What Do the Draft Guidelines Mean for Controllers and Processors?
The Draft Guidelines are subject to public consultation. As currently drafted, the Draft Guidelines may facilitate a proportionate fining approach for lower-turnover companies, but they raise a number of issues of concern for controllers and processors subject to the GDPR that are part of corporate groups with large global revenues. Whilst the Draft Guidelines do provide for SA discretion, the focus on revenues at various stages of the EDPB’s proposed methodology, and the difficulty controllers and processors may face in persuading SAs that any mitigation is warranted, mean that we might see larger fines being issued across the EU against high-revenue companies/ groups in respect of GDPR infringements. In the event that this is not ameliorated following consultation, the EDPB’s views likely will be challenged at an EU level and/or in the national courts in the near future.

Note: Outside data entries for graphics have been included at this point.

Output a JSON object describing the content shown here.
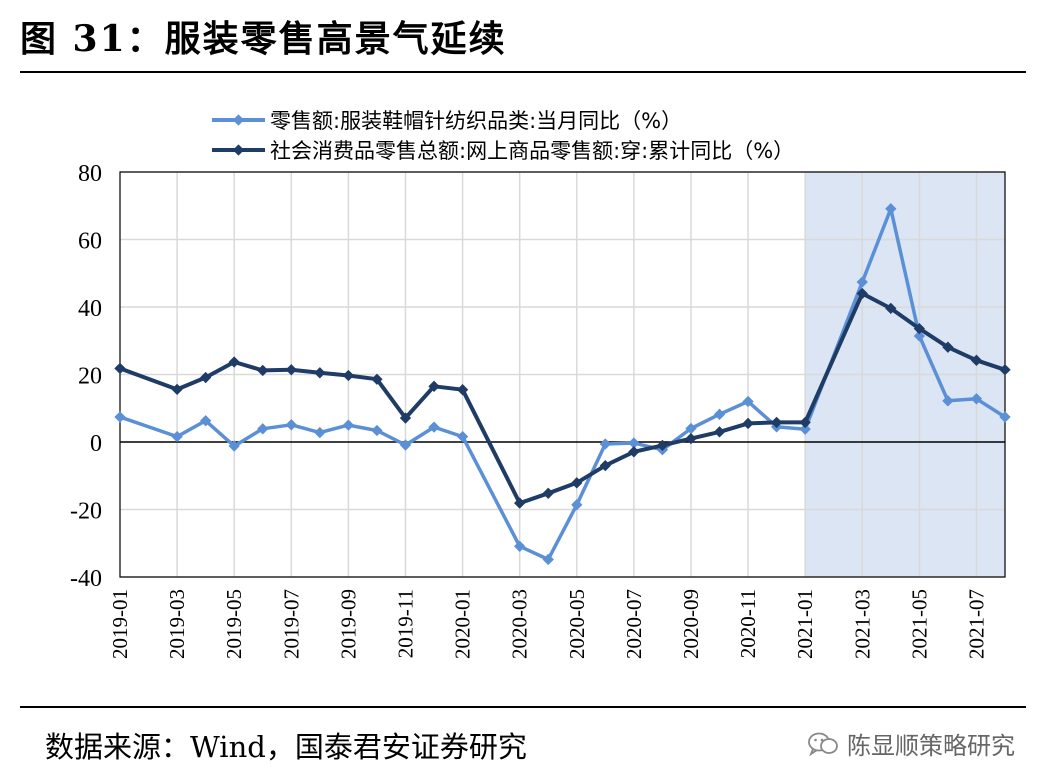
{
  "header": {
    "title": "图 31：服装零售高景气延续"
  },
  "footer": {
    "source": "数据来源：Wind，国泰君安证券研究",
    "watermark": "陈显顺策略研究"
  },
  "chart_data": {
    "type": "line",
    "title": "",
    "xlabel": "",
    "ylabel": "",
    "ylim": [
      -40,
      80
    ],
    "yticks": [
      80,
      60,
      40,
      20,
      0,
      -20,
      -40
    ],
    "grid": true,
    "legend_position": "top",
    "highlight_range": [
      "2021-01",
      "2021-08"
    ],
    "highlight_color": "#dbe5f4",
    "x": [
      "2019-01",
      "2019-02",
      "2019-03",
      "2019-04",
      "2019-05",
      "2019-06",
      "2019-07",
      "2019-08",
      "2019-09",
      "2019-10",
      "2019-11",
      "2019-12",
      "2020-01",
      "2020-02",
      "2020-03",
      "2020-04",
      "2020-05",
      "2020-06",
      "2020-07",
      "2020-08",
      "2020-09",
      "2020-10",
      "2020-11",
      "2020-12",
      "2021-01",
      "2021-02",
      "2021-03",
      "2021-04",
      "2021-05",
      "2021-06",
      "2021-07",
      "2021-08"
    ],
    "xtick_labels": [
      "2019-01",
      "2019-03",
      "2019-05",
      "2019-07",
      "2019-09",
      "2019-11",
      "2020-01",
      "2020-03",
      "2020-05",
      "2020-07",
      "2020-09",
      "2020-11",
      "2021-01",
      "2021-03",
      "2021-05",
      "2021-07"
    ],
    "series": [
      {
        "name": "零售额:服装鞋帽针纺织品类:当月同比（%）",
        "color": "#5b8fd6",
        "values": [
          7.4,
          null,
          1.6,
          6.3,
          -1.2,
          3.9,
          5.1,
          2.8,
          5.0,
          3.4,
          -0.9,
          4.4,
          1.6,
          null,
          -30.9,
          -34.8,
          -18.6,
          -0.6,
          -0.3,
          -2.3,
          4.0,
          8.2,
          12.0,
          4.5,
          3.8,
          null,
          47.4,
          69.1,
          31.4,
          12.2,
          12.8,
          7.4
        ]
      },
      {
        "name": "社会消费品零售总额:网上商品零售额:穿:累计同比（%）",
        "color": "#1f3c66",
        "values": [
          21.8,
          null,
          15.6,
          19.1,
          23.7,
          21.2,
          21.4,
          20.5,
          19.7,
          18.6,
          7.1,
          16.5,
          15.5,
          null,
          -18.1,
          -15.2,
          -12.1,
          -7.0,
          -2.9,
          -1.0,
          1.0,
          3.0,
          5.5,
          5.8,
          5.8,
          null,
          44.0,
          39.6,
          33.6,
          28.1,
          24.2,
          21.4
        ]
      }
    ]
  }
}
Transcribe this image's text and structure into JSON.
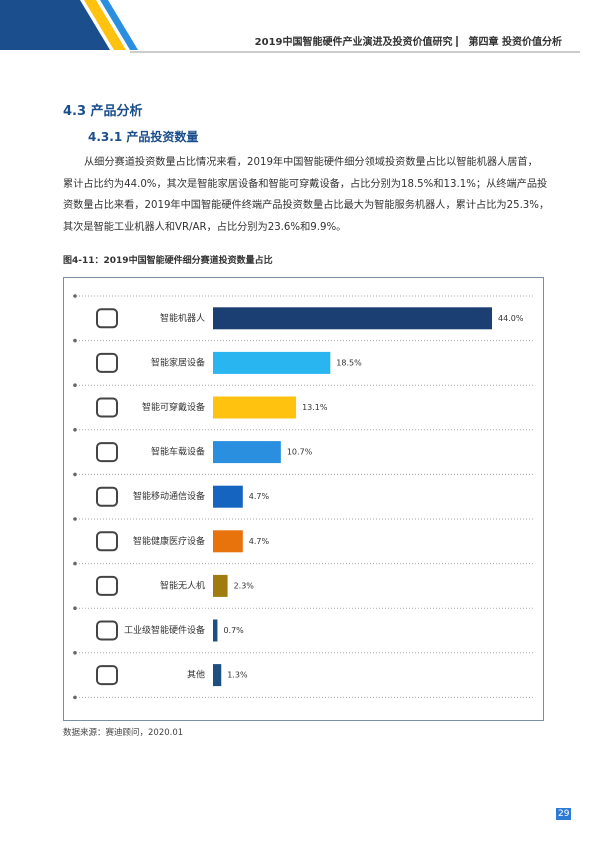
{
  "header": {
    "title": "2019中国智能硬件产业演进及投资价值研究",
    "chapter": "第四章 投资价值分析"
  },
  "section": "4.3 产品分析",
  "subsection": "4.3.1 产品投资数量",
  "paragraph": [
    "从细分赛道投资数量占比情况来看，2019年中国智能硬件细分领域投资数量占比以智能机器人居首，",
    "累计占比约为44.0%，其次是智能家居设备和智能可穿戴设备，占比分别为18.5%和13.1%；从终端产品投",
    "资数量占比来看，2019年中国智能硬件终端产品投资数量占比最大为智能服务机器人，累计占比为25.3%，",
    "其次是智能工业机器人和VR/AR，占比分别为23.6%和9.9%。"
  ],
  "chart_data": {
    "type": "bar",
    "orientation": "horizontal",
    "title": "图4-11：2019中国智能硬件细分赛道投资数量占比",
    "categories": [
      "智能机器人",
      "智能家居设备",
      "智能可穿戴设备",
      "智能车载设备",
      "智能移动通信设备",
      "智能健康医疗设备",
      "智能无人机",
      "工业级智能硬件设备",
      "其他"
    ],
    "values": [
      44.0,
      18.5,
      13.1,
      10.7,
      4.7,
      4.7,
      2.3,
      0.7,
      1.3
    ],
    "value_labels": [
      "44.0%",
      "18.5%",
      "13.1%",
      "10.7%",
      "4.7%",
      "4.7%",
      "2.3%",
      "0.7%",
      "1.3%"
    ],
    "colors": [
      "#1b3f73",
      "#29b6f0",
      "#ffc20e",
      "#2b8fe0",
      "#1565c0",
      "#e8720c",
      "#a07c10",
      "#1d4f80",
      "#1d4f80"
    ]
  },
  "source": "数据来源：赛迪顾问，2020.01",
  "page_number": "29"
}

 These Draft Guidelines complement EDPB’s previously adopted by the Article 29 Working Party, Guidelines on the application and setting of administrative fines for the purpose of the Regulation 2016/679, which focus on the circumstances in which to impose a fine.
 Can include consideration of “the ratio between the number of data subjects affected and the total number of data subjects in that context”.
 The Draft Guidelines state that “previous infringements of either the same or different subject matter to the one being investigated might be considered relevant”, although note that “infringements of the same subject matter must be given more significance”.
 Some national laws do prevent SAs from considering previous infringements after a settled period. Likewise, certain national laws impose a record deletion obligation after a certain period of time, which prevents the acting supervisory authorities from taking into account these precedents.
 Indeed, it is understood that the EDPB’s views regarding the application of Article 83(3) GDPR, the relevance of revenues generally and what are the relevant revenues for the purposes of Articles 83(4)-(6) — none of which is addressed in detail in this summary of the Draft Guidelines — are currently subject to challenges in the courts.